Nur wenige Wochen zuvor hatte der Dirigent mit dem Südwestfunk-Orchester Baden-Baden Mahlers 6. Symphonie eingespielt. Die nun vorgelegte CD ist nicht die erste Veröffentlichung dieser Aufnahme, besticht aber nach einem sorgfältigen digitalen Remastering durch ein geradezu modernes Klangbild.
Schon im vorwärtsdrängenden Marschthema des ersten Satzes setzt Kondrashin eigene Akzente. Es ist bemerkenswert, dass sein Dirigat dieses Satzes bedeutend kürzer ausfällt, als bei aktuellen Dirigenten wie Harding oder Rattle. Das Scherzo wird an seiner ursprünglichen Stelle als zweiter Satz belassen – entgegen der inzwischen gängigen Aufführungspraxis. Diesen Abschnitt nimmt Kondrashin bedeutend spröder, aber hoch differenziert.

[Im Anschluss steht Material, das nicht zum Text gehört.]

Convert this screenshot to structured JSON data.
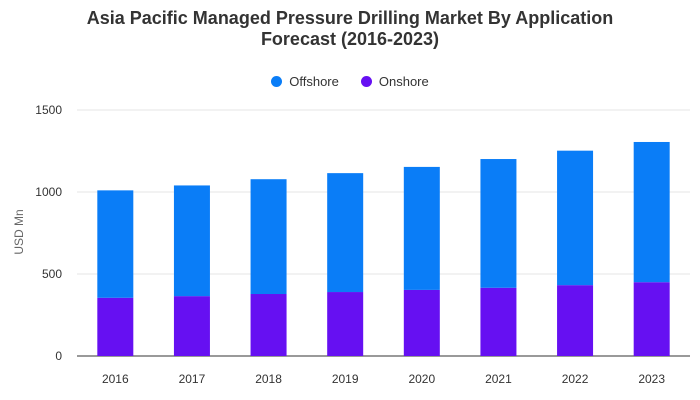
{
  "chart_data": {
    "type": "bar",
    "stacked": true,
    "title_lines": [
      "Asia Pacific Managed Pressure Drilling Market By Application",
      "Forecast (2016-2023)"
    ],
    "ylabel": "USD Mn",
    "xlabel": "",
    "ylim": [
      0,
      1500
    ],
    "yticks": [
      0,
      500,
      1000,
      1500
    ],
    "grid": true,
    "legend_position": "top",
    "categories": [
      "2016",
      "2017",
      "2018",
      "2019",
      "2020",
      "2021",
      "2022",
      "2023"
    ],
    "series": [
      {
        "name": "Offshore",
        "color": "#0a7df7",
        "values": [
          655,
          675,
          700,
          725,
          750,
          785,
          820,
          855
        ]
      },
      {
        "name": "Onshore",
        "color": "#6610f2",
        "values": [
          355,
          365,
          378,
          390,
          403,
          416,
          432,
          450
        ]
      }
    ]
  }
}
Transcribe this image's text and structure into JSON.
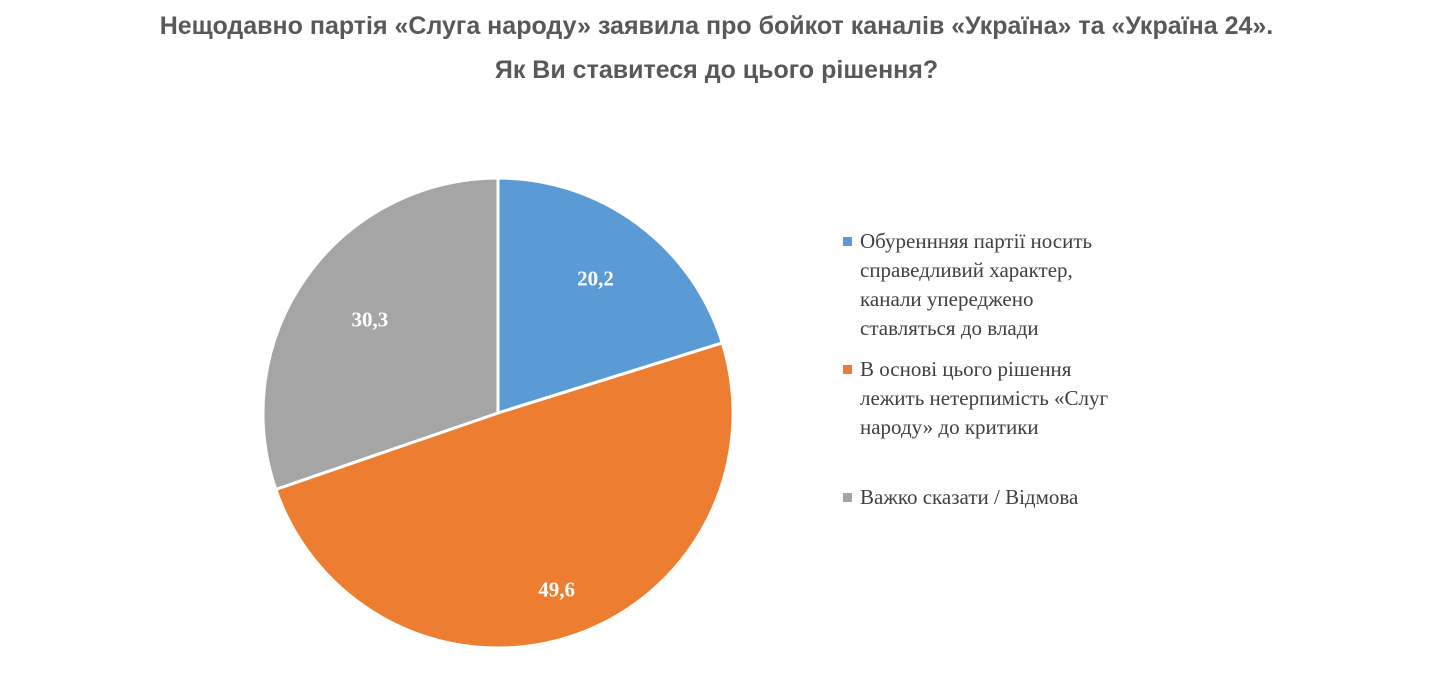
{
  "title_lines": [
    "Нещодавно партія «Слуга народу» заявила про бойкот каналів «Україна» та «Україна 24».",
    "Як Ви ставитеся до цього рішення?"
  ],
  "chart_data": {
    "type": "pie",
    "title": "Нещодавно партія «Слуга народу» заявила про бойкот каналів «Україна» та «Україна 24». Як Ви ставитеся до цього рішення?",
    "slices": [
      {
        "name": "Обуреннняя  партії носить справедливий характер, канали упереджено ставляться до влади",
        "value": 20.2,
        "label": "20,2",
        "color": "#5b9bd5"
      },
      {
        "name": "В основі цього рішення лежить нетерпимість «Слуг народу» до критики",
        "value": 49.6,
        "label": "49,6",
        "color": "#ed7d31"
      },
      {
        "name": "Важко сказати / Відмова",
        "value": 30.3,
        "label": "30,3",
        "color": "#a5a5a5"
      }
    ],
    "legend_position": "right"
  },
  "legend": [
    {
      "text": "Обуреннняя  партії носить\nсправедливий характер,\nканали упереджено\nставляться до влади",
      "color": "#5b9bd5"
    },
    {
      "text": "В основі цього рішення\nлежить нетерпимість «Слуг\nнароду» до критики",
      "color": "#ed7d31"
    },
    {
      "text": "Важко сказати / Відмова",
      "color": "#a5a5a5"
    }
  ]
}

Im Andante schlagen Dirigent und Orchester auch zarte, wehmütige Töne an. Im Finalsatz, der von Kondrashin ebenfalls deutlich kürzer und straffer genommen wird, kann das Orchester, das durch die Chefdirigenten Hans Rosbaud und Ernest Baur auf ein sehr hohes Qualitätsniveau geführt wurde, seine ganze Brillanz demonstrieren.
Insgesamt eine speziell durch die Straffung der Kopfsätze bemerkenswerte Interpretation. Man denkt wehmütig daran, was an großen möglichen Aufführungen durch Kondrashins frühen Tod verhindert wurde.